Dès lors, le 3 Juin dernier, la pomme verte annonce, finalement une levée d'interdiction pour ces applications qui avaient été bannies dans un premier temps mais sous conditions :

  • Seront interdites, les applications qui compilent des informations qui n'ont pas attrait à l'utilisateur ou qui n'ont pas recueillis le consentement préalable de l'utilisateur (le cas des bases de données, même publiques, est cité) ;
  • L'usage du MDM ne pourra être toléré que lorsqu'il émane d'entreprises commerciales, d'organismes éducatifs ou d'agences Gouvernementales ; et, dans des certains cas "limités", les entreprises usitant le MDM pour le contrôle parental exclusivement ;
  • L'ensemble de ces règles mises à jour seront effectives sur l'App Store et ses applications à partir du 3 Septembre 2019.

 

L'affaire ne date pas d'hier : en Mars dernier, Spotify allumait la mèche en pointant du doigt les pratiques d'Apple, aux motifs que cette dernière opère depuis longtemps des règles "qui limitent délibérément le choix et étouffe l'innovation au détriment de l'expérience-utilisateur" tout en "agissant essentiellement à la fois comme joueur et arbitre pour désavantager délibérément les autres développeurs d'applications". Un reproche qui s'est incarné sous la forme d'une plainte déposée à l'encontre de la pomme verte et avec le soutien de la Commission Européènne dont Margrethe Vestager avait récemment commenté la situation à l'occasion de l'OCDE, selon les propos rapportés par Reuters, au 3 Juin dernier : "Nous examinons cette question et nous posons des questions sur ce marché, mais bien sûr également à Apple, pour lui permettre de répondre aux allégations".

Dans la foulée, l'éditeur de solutions anti-virus Kaspersky avait aussi exprimé sa perplexité : "Le changement de la politique d’Apple vis-à-vis de notre application (ainsi que de tous les autres développeurs de logiciels de contrôle parental) s’est notamment produit dans la foulée de l’annonce par la firme de Cupertino de sa propre fonctionnalité ‘Temps d’écran’ sur iOS 12", alarmait-il le 19 Mars 2019, dans un communiqué officiel.

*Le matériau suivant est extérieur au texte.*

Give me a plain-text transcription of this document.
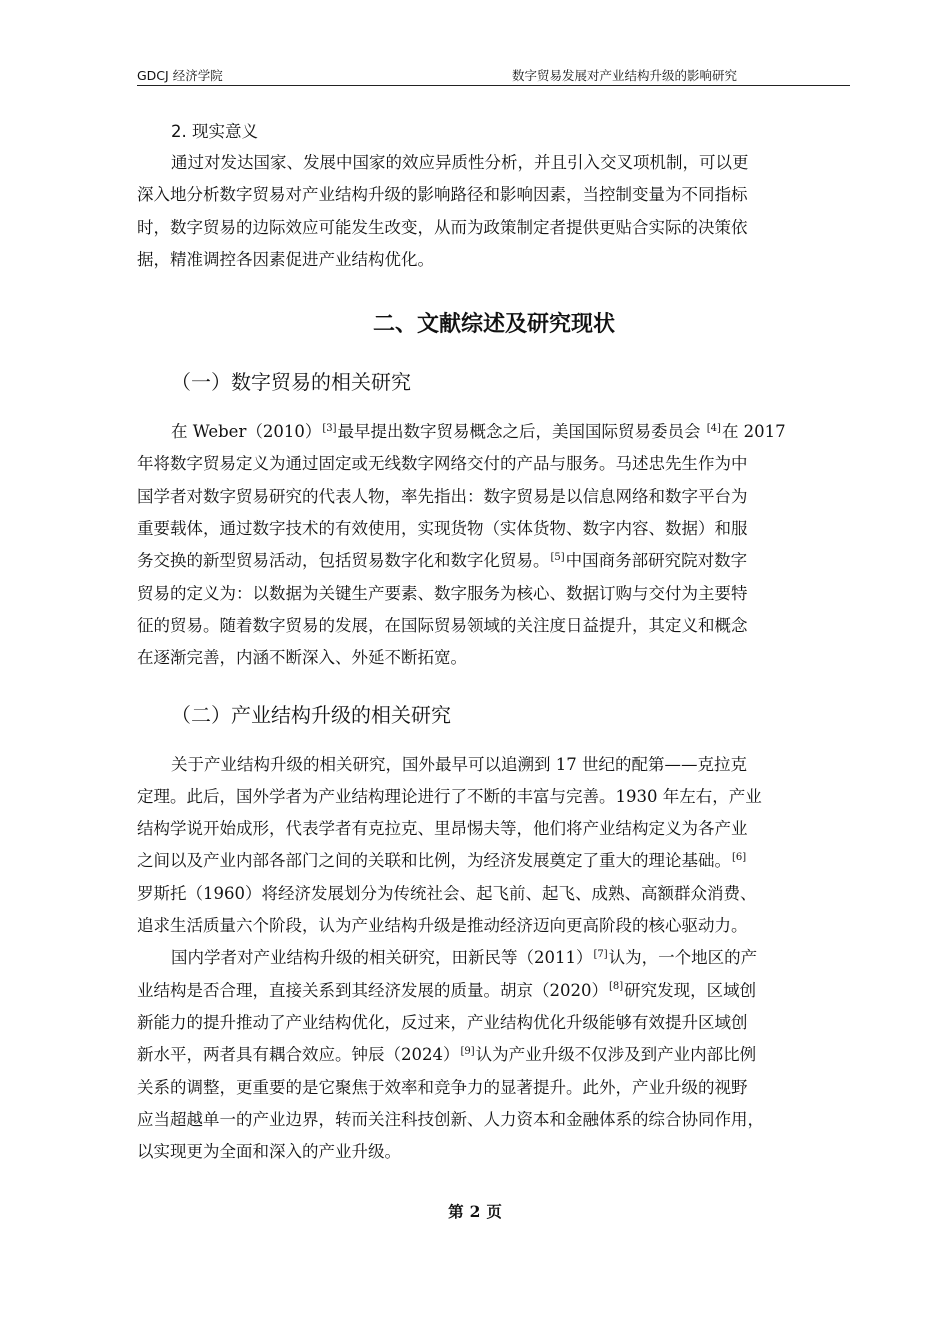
GDCJ 经济学院	数字贸易发展对产业结构升级的影响研究
2. 现实意义

通过对发达国家、发展中国家的效应异质性分析，并且引入交叉项机制，可以更
深入地分析数字贸易对产业结构升级的影响路径和影响因素，当控制变量为不同指标
时，数字贸易的边际效应可能发生改变，从而为政策制定者提供更贴合实际的决策依
据，精准调控各因素促进产业结构优化。

二、文献综述及研究现状
（一）数字贸易的相关研究

在 Weber（2010）[3]最早提出数字贸易概念之后，美国国际贸易委员会 [4]在 2017
年将数字贸易定义为通过固定或无线数字网络交付的产品与服务。马述忠先生作为中
国学者对数字贸易研究的代表人物，率先指出：数字贸易是以信息网络和数字平台为
重要载体，通过数字技术的有效使用，实现货物（实体货物、数字内容、数据）和服
务交换的新型贸易活动，包括贸易数字化和数字化贸易。[5]中国商务部研究院对数字
贸易的定义为：以数据为关键生产要素、数字服务为核心、数据订购与交付为主要特
征的贸易。随着数字贸易的发展，在国际贸易领域的关注度日益提升，其定义和概念
在逐渐完善，内涵不断深入、外延不断拓宽。

（二）产业结构升级的相关研究

关于产业结构升级的相关研究，国外最早可以追溯到 17 世纪的配第——克拉克
定理。此后，国外学者为产业结构理论进行了不断的丰富与完善。1930 年左右，产业
结构学说开始成形，代表学者有克拉克、里昂惕夫等，他们将产业结构定义为各产业
之间以及产业内部各部门之间的关联和比例，为经济发展奠定了重大的理论基础。[6]
罗斯托（1960）将经济发展划分为传统社会、起飞前、起飞、成熟、高额群众消费、
追求生活质量六个阶段，认为产业结构升级是推动经济迈向更高阶段的核心驱动力。

国内学者对产业结构升级的相关研究，田新民等（2011）[7]认为，一个地区的产
业结构是否合理，直接关系到其经济发展的质量。胡京（2020）[8]研究发现，区域创
新能力的提升推动了产业结构优化，反过来，产业结构优化升级能够有效提升区域创
新水平，两者具有耦合效应。钟辰（2024）[9]认为产业升级不仅涉及到产业内部比例
关系的调整，更重要的是它聚焦于效率和竞争力的显著提升。此外，产业升级的视野
应当超越单一的产业边界，转而关注科技创新、人力资本和金融体系的综合协同作用，
以实现更为全面和深入的产业升级。

第 2 页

Deux situations qui ont convergé vers un argument commun : l'abus de position dominante qui risque, avec de telles règles, de ne plus laisser trop de choix à l'utilisateur qui utilisera, fatalement, les mêmes applications ou logiciels dont ceux d'Apple qui sont, par défaut, auto-autorisés sur l'App Store. Si aboutie, l'affaire du MDM entâcherait très sérieusement la marque dont l'image avait déjà quelques peu été égratigné fin Mai 2019 : relayé par 9to5mac, le Washington Post, à l'aide de Disconnect, mettait à jour pas moins de 5 400 traceurs pour un smartphone embarquant l'OS mobile de la pomme verte, soit 1,5 Go de données mensuelles ; le tout téléchargé pendant la nuit par des sociétés comme Appboy (qui peut avoir une empreinte digitale) ou encore Demdex... Toutes ayant un lien légitime, cependant, puisque les traceurs d'activité permettent d'affiner une fonctionnalité d'une d'application ou tout simplement pour que cette dernière continue à fonctionner normalement.

 

Spotify proposait à l'époque, trois solutions : des applications qui sont étudiées, validées équitablement (y compris Apple Music : l'exemple a été mis puisque Spotify est une plate-forme de musique en streaming...), des solutions de paiement variées (pas uniquement Apple Pay) et une régulation qui interdirait aux App Stores de contrôler la diffusion marketing et promotionnelle au sein d'une application donnée.

Reste à attendre les réflexions, côte Europe, sur cette affaire qui fait déjà échos pour certain(e)s à la condamnation de Juillet 2018 d'Apple par la CE pour abus de position dominante, à hauteur de 4 342 865 000 d'euros... A suivre !

 

Source : Apple - 3 Juin 2019 - Mise à jour règles App Store.